While the Monsanto name is nearly synonymous with lawsuits and controversies, when it comes to its particular combination of technology and agriculture, its new endeavor with Atomwise, an AI developer in the medical field, could change pest control for farmers in the future.
AtomNet, Atoms’s deep learning AI, normally analyzes molecules to assess their potential for prescription drugs and disease treatments. However, Monsanto wants to use the powerful program to narrow down options when it comes to managing harmful insects, fungi, and bacteria that can damage crops and threaten food supplies. Traditionally, this job would be done with a series of trial-and-error test for every single potential substance or combination of chemicals, a process that can take years.

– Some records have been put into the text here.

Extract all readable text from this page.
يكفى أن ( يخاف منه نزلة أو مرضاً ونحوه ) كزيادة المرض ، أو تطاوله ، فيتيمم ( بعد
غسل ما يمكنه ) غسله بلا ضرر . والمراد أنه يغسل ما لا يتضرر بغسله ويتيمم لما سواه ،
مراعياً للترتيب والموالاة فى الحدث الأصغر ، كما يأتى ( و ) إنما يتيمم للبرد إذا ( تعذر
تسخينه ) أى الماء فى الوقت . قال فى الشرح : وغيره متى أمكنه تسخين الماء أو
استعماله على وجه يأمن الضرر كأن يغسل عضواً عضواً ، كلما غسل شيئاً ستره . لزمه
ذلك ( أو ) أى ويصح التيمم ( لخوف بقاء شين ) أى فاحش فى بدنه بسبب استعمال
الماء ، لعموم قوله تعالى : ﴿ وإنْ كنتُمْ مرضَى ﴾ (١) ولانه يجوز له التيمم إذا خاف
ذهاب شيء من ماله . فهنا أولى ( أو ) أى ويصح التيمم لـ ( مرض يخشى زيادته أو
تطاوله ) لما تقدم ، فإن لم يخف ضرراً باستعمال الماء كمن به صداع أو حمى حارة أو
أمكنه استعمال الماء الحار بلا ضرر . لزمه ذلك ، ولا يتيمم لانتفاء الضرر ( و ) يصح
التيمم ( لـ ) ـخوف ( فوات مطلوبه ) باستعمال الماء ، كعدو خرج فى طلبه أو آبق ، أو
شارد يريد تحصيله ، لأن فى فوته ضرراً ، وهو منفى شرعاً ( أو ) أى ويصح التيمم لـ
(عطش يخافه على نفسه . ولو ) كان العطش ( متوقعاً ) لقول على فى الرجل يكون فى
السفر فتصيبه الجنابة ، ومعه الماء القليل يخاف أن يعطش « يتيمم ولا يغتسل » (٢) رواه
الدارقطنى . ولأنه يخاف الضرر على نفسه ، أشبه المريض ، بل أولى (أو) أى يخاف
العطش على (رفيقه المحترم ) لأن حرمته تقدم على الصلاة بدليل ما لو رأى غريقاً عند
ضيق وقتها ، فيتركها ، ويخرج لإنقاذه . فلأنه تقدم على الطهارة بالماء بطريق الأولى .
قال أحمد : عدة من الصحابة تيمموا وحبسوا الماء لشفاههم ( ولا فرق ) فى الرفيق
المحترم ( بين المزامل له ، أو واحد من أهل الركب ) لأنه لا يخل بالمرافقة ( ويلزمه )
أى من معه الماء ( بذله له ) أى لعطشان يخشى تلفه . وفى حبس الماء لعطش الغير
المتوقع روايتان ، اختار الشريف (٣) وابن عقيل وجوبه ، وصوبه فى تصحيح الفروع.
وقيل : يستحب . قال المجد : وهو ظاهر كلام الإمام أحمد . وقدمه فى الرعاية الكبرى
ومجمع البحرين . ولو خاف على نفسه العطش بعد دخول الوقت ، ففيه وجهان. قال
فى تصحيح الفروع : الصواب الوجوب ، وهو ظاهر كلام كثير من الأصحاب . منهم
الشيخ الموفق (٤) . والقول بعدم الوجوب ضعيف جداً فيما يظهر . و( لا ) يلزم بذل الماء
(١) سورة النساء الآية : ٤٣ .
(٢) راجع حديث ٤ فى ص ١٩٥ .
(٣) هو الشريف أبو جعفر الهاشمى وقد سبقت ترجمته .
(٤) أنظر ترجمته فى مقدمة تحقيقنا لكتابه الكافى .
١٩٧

“Each growing season, farmers around the world are challenged with yield-robbing pests and diseases, yet the average crop protection product takes up to 11 years and more than $250 million to commercialize,” says Jeremy Williams, Monsanto’s Agricultural Productivity Innovations Lead, on the Monsanto website. “Discovering new solutions is critical, and this collaboration will help bring much-needed crop protection solutions to farmers faster.”
At the same time, AtomNet will be able to examine not only possible interactions with soil, water, and other agriculture products but also any adverse effects on beneficial and benign insects and animals, an important consideration given Monsanto’s history with DDT and other chemical toxins.
According to Dr. Abraham Heifets, CEO of Atomwise, helping save cops is another avenue of healthcare where AtomNet can be valuable: “Feeding a growing population is an urgent priority for global health that calls us to use every available technology. We are taking everything Atomwise has learned fighting deadly human diseases with artificial intelligence and using that knowledge to combat the destructive pests that plague our food supply.”
Through this partnership, both companies are entering new territory by combining AI and agriculture to ensure a brighter future for farmers across the world.